Jean-Pierre Filiu parle ensuite de « mensonges sur les priorités », reprochant à Obama d’avoir donné la priorité à l’Irak sur la Syrie. Mais il ne s’agit pas là de mensonge, simplement d’une controverse sur un choix stratégique. « Accorder la priorité à l’Irak sur la Syrie, c’est ne rien comprendre à la dynamique de recrutement de Da’esh » nous dit-il. Peut-être, mais en disant cela, on ne peut oublier le fait qu’en Irak les États-Unis viennent au secours d’un gouvernement légitime, même s’il est fort imparfait, issu d’élections elles aussi fort imparfaites, mais néanmoins d’élections libres.
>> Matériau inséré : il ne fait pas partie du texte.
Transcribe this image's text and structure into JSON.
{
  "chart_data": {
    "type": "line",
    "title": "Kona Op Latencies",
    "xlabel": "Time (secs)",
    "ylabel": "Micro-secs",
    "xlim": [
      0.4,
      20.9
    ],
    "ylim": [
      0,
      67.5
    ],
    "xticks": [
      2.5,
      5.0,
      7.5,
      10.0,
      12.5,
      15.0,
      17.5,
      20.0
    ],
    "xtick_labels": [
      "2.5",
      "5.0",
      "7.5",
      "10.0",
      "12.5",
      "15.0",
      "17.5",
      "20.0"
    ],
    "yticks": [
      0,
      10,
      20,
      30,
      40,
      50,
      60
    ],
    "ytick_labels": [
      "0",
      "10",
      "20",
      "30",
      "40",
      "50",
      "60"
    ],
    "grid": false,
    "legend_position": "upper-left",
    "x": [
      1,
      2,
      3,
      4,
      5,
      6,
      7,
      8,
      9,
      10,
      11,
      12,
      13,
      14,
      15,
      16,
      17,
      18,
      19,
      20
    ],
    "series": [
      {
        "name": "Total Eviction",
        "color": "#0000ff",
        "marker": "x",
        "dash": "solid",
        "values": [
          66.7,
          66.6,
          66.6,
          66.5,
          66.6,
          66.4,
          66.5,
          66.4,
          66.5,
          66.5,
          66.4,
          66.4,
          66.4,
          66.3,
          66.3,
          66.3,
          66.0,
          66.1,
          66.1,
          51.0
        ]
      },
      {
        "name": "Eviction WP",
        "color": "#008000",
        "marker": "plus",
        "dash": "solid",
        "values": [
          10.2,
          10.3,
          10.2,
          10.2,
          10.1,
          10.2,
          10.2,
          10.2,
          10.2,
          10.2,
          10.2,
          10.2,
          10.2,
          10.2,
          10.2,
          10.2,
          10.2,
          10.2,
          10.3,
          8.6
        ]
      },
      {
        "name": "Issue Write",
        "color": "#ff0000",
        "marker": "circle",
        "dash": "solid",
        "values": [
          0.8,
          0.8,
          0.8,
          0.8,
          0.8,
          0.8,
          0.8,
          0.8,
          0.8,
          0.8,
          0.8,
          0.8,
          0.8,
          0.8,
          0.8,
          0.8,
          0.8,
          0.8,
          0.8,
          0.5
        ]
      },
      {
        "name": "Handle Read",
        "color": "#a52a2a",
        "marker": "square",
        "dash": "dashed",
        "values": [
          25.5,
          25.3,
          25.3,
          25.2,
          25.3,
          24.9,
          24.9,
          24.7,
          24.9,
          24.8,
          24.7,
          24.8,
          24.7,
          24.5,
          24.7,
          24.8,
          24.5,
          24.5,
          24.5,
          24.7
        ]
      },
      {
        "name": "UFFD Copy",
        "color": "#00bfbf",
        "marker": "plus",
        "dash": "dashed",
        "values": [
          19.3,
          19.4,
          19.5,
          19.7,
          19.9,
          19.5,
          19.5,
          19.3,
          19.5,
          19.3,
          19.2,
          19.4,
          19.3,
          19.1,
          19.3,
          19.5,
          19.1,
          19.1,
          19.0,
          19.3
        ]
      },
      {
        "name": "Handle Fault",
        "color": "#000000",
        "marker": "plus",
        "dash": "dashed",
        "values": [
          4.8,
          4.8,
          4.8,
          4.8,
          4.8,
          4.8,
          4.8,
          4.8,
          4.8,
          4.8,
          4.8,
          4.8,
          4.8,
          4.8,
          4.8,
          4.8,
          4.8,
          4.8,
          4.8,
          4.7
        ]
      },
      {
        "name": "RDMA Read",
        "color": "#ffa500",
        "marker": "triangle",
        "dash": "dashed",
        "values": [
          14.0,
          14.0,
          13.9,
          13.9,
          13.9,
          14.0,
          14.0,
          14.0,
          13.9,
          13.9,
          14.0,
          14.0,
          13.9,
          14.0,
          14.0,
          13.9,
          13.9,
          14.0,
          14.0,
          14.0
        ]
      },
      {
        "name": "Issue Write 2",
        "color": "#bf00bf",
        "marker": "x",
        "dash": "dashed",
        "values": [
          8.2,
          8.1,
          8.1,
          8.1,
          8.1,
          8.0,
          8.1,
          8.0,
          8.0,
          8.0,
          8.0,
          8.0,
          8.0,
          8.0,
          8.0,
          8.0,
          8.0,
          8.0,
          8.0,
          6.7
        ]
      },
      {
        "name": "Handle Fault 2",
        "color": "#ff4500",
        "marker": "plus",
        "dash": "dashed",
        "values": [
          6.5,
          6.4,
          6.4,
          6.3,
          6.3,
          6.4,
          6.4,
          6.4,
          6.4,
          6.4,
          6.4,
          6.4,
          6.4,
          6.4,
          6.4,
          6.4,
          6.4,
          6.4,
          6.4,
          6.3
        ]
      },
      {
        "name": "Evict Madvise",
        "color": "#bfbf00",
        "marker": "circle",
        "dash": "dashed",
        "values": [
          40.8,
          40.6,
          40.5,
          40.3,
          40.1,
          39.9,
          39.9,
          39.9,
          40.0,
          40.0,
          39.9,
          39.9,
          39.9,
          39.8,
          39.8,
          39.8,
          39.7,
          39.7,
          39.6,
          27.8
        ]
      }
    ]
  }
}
Et ce gouvernement a expressément sollicité l’aide américaine. Situation plus aisée à gérer que l’imbroglio syrien, où l’écrasement des Jihadistes favoriserait un régime honni, et vice-versa. Et peut-on condamner le choix de chercher à libérer dès que possible Mossoul, ville où un million d’habitants se trouve sous la férule du soi-disant État islamique, peut-être même avant Rakka, « capitale » du même « État », comptant au plus 200.000 habitants ?

Jean-Pierre Filiu nous parle enfin de « mensonge sur les alliances ». Mais son analyse ne fait apparaître aucun mensonge particulier, simplement la critique du choix américain de s’appuyer sur des milices kurdes. Là encore, cela se discute. Les Américains ont fait le choix de soutenir ce qu’ils ont trouvé de mieux organisé et de plus efficace. Choix à courte vue peut-être, mais qui a quand même obtenu quelques succès, au point d’ailleurs d’inquiéter en ce moment le régime de Damas.

Voilà qui dégonfle cette mise en cause décoiffante de Barack Obama. Mais pourquoi cette vindicte ? Ce n’est pas trop s’avancer que de discerner chez Jean-Pierre Filiu, comme chez beaucoup d’autres, le regret toujours cuisant qu’en août 2013, le Président américain ait finalement renoncé à utiliser la force pour punir radicalement Damas de son usage des gaz. L’on espérait alors voir cette opposition modérée, courageuse, proche de nous, aussitôt bondir pour prendre le pouvoir sur les décombres du régime. Mais le scénario aurait pu tout aussi bien tourner au fiasco, ou au cauchemar. En 1998, Bill Clinton avait déversé sur Bagdad, sur un palais de Saddam, et sur un certain nombre de sites stratégiques quelque 600 bombes et 400 missiles de croisière. Rien n’avait bougé. En 2013, Obama s’est vu offrir l’occasion d’obtenir sans coup férir le démantèlement du dernier arsenal chimique significatif au monde, qui menaçait en permanence tous les voisins de la Syrie… par exemple Israël. Peut-on lui reprocher de l’avoir saisie ? Ou alors, toute cette montée d’émotion autour de l’usage d’armes chimiques n’aurait-elle été qu’une façon d’obtenir l’élimination du tyran de Damas ? Voilà un intéressant champ de recherche pour le jour plus apaisé où s’ouvriront les archives de la période.